Il faut oser exposer ainsi ses sentiments pour un chien ; Sapin-Defour le fait avec délicatesse et style. « L’amour dont il s’agit sera sans conditions […] Il sera là à ensauvager mes jours et ni lui ni moi ne serons plus jamais seuls. Cela peut suffire à être heureux. »
On peut regarder de haut ces rayons d’animalerie garnis de spray antistress pour chien, de dentifrice pour chiens, d’impers écossais pour chien, de DVD à diffuser au chien quand on est absent… Quel mal y a-t-il à ça ? Le ridicule, c’est pour les autres.

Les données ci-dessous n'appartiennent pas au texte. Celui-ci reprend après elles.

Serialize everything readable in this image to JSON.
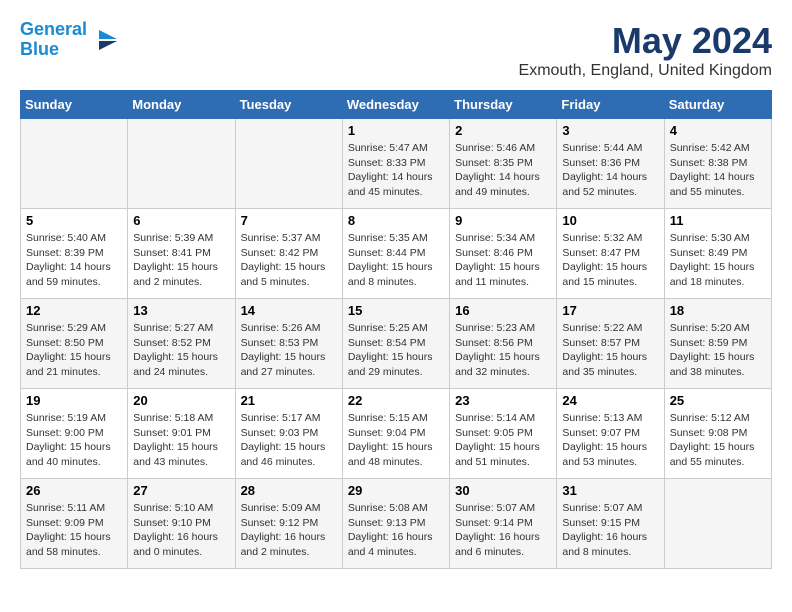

Au fil du livre, le bonheur d’une vie à cinq s’instaure : avec la compagne de l’auteur puis deux autres chiens, un labrador, Cordée, et Frison, fille d’Ubac. Mais déjà perce l’inéluctable. Un chien vit moins longtemps qu’un homme et les bouviers bernois dont l’âge atteint deux chiffres « ne sont pas légion ».
Les vétérinaires, êtres supérieurs
Arrive donc le temps des visites chez les vétérinaires, « des êtres supérieurs », spécialistes de tout, qui « font ce qu’une cohorte de dix médecins peinerait à honorer, au milieu de patients infoutus de dire où ils ont mal ».
À l’impossible nul n’est tenu, pas même un véto. Cédric Sapin-Defour fait le récit des derniers jours d’Ubac, de l’incinération et de la dispersion des cendres à l’Aiguille de la Persévérance, clôturant ce témoignage de reconnaissance éternelle : « Tu étais né pour l’amour, un amour subtil, ni aveugle ni captif, et tu m’as greffé sous la peau un je-ne-sais-quoi électrique qui stimule le cœur dans cet axe et le surveille. Je t’ai regardé vivre et ta perception du monde a diffusé jusqu’à moi. »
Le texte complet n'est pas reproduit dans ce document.